Au moment du 2 novembre, jour des Morts dans le calendrier chrétien, les cimetières sont visités par les familles qui vont fleurir les tombes de leurs parents. S'il est normal que chacun s'intéresse à l'endroit où se trouvent les restes de ceux qu'il a connus, d'autres sépultures méritent un intérêt particulier.

 

Antoine François LECA, qui participa à la guerre de 1870-1871 (voir article précédent), ne devrait pas être un inconnu pour tous ceux qui sont entrés au moins une fois dans le cimetière de Poggiolo.

 

 

Son nom est gravé sur la plaque métallique placée sur une croix près du mur en face de l'entrée du cimetière de Poggiolo. Mais qui lit encore ce texte émouvant?

 

Photo Michel Franceschetti

Photo Michel Franceschetti

ICI DORMENT DANS LE SEIGNEUR LECA MARTIN PÈRE 84 ANS LECA FRANÇOIS ANTOINE CAPORAL 25 ANS LECA PAUL 22 ANS ET LECA ANTOINE FRANÇOIS GARDE FORESTIER DOMAINIAL 37 ANS FILS EN ATTENDANT LE JOUR DE LA RÉUNION ÉTERNELLE.
VOUS QUI PASSEZ JETEZ UNE PRIÈRE SUR LA TERRE QUE LES LARMES ONT CONSACRÉE.

 

Les larmes mentionnées dans ce texte sont faciles à deviner quand on se rend compte que le père est mort à 84 ans alors que ses trois fils moururent bien plus jeunes. 

 

Ce père de famille poggiolais est Giovan "Martino" LECA. Ses trois fils mentionnés sont ceux qu'il eut avec son épouse Angèle Marie DESANTI.
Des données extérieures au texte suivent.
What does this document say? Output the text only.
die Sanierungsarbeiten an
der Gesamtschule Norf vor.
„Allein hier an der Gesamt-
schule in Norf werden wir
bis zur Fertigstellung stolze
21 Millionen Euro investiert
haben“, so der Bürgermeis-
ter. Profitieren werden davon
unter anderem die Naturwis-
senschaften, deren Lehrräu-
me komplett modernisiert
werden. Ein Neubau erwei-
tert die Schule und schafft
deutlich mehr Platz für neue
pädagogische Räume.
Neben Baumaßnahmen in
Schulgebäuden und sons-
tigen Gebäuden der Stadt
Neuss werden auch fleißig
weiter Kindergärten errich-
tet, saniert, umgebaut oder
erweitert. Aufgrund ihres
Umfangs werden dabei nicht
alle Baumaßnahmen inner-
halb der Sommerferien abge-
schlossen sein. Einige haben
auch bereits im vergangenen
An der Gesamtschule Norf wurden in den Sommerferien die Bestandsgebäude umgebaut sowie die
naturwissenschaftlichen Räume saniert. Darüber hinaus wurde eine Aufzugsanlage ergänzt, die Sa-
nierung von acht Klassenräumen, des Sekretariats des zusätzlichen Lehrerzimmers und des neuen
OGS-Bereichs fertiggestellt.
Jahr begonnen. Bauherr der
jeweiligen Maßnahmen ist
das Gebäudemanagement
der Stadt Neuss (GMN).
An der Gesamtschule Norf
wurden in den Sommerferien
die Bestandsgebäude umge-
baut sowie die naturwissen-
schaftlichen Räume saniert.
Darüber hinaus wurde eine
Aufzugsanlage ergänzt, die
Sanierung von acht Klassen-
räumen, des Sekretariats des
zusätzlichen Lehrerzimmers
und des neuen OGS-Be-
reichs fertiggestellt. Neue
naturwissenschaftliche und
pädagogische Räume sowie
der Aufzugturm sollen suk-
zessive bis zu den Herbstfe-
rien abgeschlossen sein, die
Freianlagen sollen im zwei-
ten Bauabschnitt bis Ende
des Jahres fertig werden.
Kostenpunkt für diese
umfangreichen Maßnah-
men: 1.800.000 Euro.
François Antoine, né le 27 juin 1846 et mourut le 9 janvier 1872, à 25 ans. 

Antoine François naquit le 6 juillet 1850 et vécut jusqu'au 28 juillet 1887, soit 37 ans.

Paul, né le 16 septembre 1853, décéda 23 ans plus tard, le 6 septembre 1876.

Cette fratrie a été présentée dans le dernier article.

 

Si vous ne "jetez" pas "une prière sur la terre", si vous ne priez pas pour eux, ayez au moins une pensée pour cette famille en passant devant cette plaque.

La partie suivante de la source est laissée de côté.